Das Sicherheitsvideo lief unerbittlich weiter, kommentiert von einer fröhlichen Frau, die sichtlich Freude daran zu haben schien, die Lage der Notausgänge zu erklären. Genau in diesem Moment erfüllte ein lautes mechanisches Surren die Kabine. Das luxuriöse Liegesitz, das Julian gerade zurücklehnen wollte, glattete sich langsam aus und klappte sich dann mit absoluter Gelassenheit wieder in eine aufrechte, starre Fahrposition mit festem Rücken zurück. Julian griff nach den Bedienelementen an der Armlehne, doch sie funktionierten nicht mehr.
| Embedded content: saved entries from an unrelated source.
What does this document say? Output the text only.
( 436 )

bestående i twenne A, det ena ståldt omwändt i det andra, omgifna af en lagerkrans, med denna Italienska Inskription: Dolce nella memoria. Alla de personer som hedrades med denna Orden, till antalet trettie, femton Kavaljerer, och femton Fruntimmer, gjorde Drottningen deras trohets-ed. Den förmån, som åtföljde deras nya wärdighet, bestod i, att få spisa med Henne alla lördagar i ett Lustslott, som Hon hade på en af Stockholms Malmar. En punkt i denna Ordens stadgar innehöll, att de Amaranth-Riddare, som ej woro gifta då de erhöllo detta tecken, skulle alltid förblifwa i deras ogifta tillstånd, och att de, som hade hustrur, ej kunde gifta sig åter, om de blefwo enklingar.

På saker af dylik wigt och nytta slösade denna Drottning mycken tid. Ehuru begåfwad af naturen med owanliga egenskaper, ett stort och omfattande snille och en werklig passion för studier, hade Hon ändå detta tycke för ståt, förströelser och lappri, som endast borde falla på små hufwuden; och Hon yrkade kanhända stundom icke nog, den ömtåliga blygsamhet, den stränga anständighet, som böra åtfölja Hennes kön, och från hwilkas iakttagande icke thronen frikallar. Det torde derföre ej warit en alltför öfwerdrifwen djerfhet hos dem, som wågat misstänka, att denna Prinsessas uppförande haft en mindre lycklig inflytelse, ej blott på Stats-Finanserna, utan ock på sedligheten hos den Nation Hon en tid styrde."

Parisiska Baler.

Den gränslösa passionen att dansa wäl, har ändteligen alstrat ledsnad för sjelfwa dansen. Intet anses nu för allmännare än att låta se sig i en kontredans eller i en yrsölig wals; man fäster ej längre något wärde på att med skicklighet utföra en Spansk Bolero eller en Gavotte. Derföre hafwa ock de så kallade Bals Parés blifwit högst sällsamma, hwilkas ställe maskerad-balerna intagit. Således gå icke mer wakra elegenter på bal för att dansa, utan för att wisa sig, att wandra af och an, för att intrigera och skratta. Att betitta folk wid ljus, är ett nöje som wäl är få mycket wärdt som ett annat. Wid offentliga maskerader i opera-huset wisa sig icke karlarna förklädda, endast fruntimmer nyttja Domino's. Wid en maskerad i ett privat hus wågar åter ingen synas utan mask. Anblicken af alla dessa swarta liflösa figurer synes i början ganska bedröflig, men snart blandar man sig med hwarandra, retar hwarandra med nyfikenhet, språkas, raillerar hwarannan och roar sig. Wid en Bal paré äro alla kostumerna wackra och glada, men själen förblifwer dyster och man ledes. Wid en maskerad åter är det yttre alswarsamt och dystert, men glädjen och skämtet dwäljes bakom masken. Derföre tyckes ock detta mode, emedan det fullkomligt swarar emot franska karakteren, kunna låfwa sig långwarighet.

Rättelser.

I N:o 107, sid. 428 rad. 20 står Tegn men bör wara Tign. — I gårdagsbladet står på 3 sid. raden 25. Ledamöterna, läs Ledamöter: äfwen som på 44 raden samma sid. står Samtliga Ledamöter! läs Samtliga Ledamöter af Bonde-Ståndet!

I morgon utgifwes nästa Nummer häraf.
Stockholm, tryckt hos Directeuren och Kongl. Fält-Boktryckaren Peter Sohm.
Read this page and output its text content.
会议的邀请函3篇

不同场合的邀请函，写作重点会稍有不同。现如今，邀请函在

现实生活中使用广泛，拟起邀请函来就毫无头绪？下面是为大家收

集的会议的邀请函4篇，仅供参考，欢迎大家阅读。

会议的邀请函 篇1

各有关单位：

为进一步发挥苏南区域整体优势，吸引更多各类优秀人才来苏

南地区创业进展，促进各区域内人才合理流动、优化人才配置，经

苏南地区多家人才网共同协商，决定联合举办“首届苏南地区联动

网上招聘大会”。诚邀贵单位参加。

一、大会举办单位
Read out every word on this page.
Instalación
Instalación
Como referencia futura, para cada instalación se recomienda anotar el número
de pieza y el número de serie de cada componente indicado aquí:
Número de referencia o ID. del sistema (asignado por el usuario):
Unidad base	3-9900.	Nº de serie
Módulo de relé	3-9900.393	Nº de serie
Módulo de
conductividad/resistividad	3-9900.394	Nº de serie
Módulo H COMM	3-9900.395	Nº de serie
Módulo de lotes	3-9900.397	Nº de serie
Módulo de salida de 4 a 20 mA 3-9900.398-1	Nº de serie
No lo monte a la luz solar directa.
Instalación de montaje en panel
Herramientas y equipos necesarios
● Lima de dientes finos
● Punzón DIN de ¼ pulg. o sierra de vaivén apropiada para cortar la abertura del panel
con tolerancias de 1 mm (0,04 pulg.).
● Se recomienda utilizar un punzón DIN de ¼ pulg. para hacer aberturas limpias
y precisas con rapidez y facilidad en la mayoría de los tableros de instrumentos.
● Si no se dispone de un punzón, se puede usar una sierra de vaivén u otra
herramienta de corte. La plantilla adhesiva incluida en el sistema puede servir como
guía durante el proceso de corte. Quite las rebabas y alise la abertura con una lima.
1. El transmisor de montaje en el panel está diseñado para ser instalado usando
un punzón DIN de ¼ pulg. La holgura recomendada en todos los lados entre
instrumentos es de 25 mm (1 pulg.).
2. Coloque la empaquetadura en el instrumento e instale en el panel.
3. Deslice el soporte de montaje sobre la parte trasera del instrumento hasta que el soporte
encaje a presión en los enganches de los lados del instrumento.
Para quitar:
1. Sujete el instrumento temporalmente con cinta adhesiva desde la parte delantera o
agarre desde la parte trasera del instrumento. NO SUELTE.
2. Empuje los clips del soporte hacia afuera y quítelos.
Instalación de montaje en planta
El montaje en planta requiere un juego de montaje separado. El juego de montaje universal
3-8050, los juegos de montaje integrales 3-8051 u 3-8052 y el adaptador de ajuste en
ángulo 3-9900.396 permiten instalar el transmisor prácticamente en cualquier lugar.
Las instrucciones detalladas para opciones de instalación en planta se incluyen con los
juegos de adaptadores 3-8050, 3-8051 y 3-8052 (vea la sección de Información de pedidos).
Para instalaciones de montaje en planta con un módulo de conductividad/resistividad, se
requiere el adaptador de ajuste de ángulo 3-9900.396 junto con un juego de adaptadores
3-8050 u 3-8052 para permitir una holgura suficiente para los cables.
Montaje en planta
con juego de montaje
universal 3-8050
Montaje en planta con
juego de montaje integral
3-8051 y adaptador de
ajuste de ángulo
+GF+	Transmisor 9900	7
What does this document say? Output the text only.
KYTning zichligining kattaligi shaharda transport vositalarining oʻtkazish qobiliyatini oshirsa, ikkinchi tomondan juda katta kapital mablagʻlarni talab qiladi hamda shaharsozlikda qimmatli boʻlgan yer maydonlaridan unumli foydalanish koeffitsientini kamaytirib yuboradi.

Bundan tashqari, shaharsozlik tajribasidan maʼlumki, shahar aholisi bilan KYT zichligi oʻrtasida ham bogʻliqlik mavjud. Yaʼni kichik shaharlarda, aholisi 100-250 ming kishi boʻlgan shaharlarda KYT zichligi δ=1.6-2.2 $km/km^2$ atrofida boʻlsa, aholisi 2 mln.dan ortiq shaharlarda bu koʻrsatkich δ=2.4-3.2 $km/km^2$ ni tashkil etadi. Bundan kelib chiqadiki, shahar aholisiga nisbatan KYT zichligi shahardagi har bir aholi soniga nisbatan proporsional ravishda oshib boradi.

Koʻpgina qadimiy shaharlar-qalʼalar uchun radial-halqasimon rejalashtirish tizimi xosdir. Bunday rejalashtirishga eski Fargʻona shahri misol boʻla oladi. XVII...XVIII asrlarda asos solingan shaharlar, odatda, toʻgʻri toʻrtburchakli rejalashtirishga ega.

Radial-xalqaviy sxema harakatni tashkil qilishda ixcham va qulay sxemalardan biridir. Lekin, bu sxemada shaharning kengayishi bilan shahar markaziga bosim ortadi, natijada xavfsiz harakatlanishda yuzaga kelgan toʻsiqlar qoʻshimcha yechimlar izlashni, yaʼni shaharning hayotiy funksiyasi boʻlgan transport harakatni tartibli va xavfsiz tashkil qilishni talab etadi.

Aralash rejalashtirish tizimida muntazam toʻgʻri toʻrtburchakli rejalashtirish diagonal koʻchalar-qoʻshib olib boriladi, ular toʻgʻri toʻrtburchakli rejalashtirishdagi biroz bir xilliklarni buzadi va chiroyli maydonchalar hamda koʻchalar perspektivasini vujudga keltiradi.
Beatrice schnappte nach Luft, als ihr eigener Sitz mechanisch zuckte und sie in eine unangenehm aufrechte Haltung zwang. Durch den schmalen Spalt in der Trenntür – die Sarah per Fernsteuerung in einer halb geöffneten Position verriegelt hatte – beobachteten Leo und Sarah das Geschehen vom Gang aus. Julian drückte wie ein verzweifelter, immer wütender werdender reicher Mann auf die Knöpfe, der nicht akzeptieren kann, dass eine Maschine seine Befehle ignoriert. Das Sicherheitsvideo beendete sofort seine Wiederholung und begann fröhlich von vorne.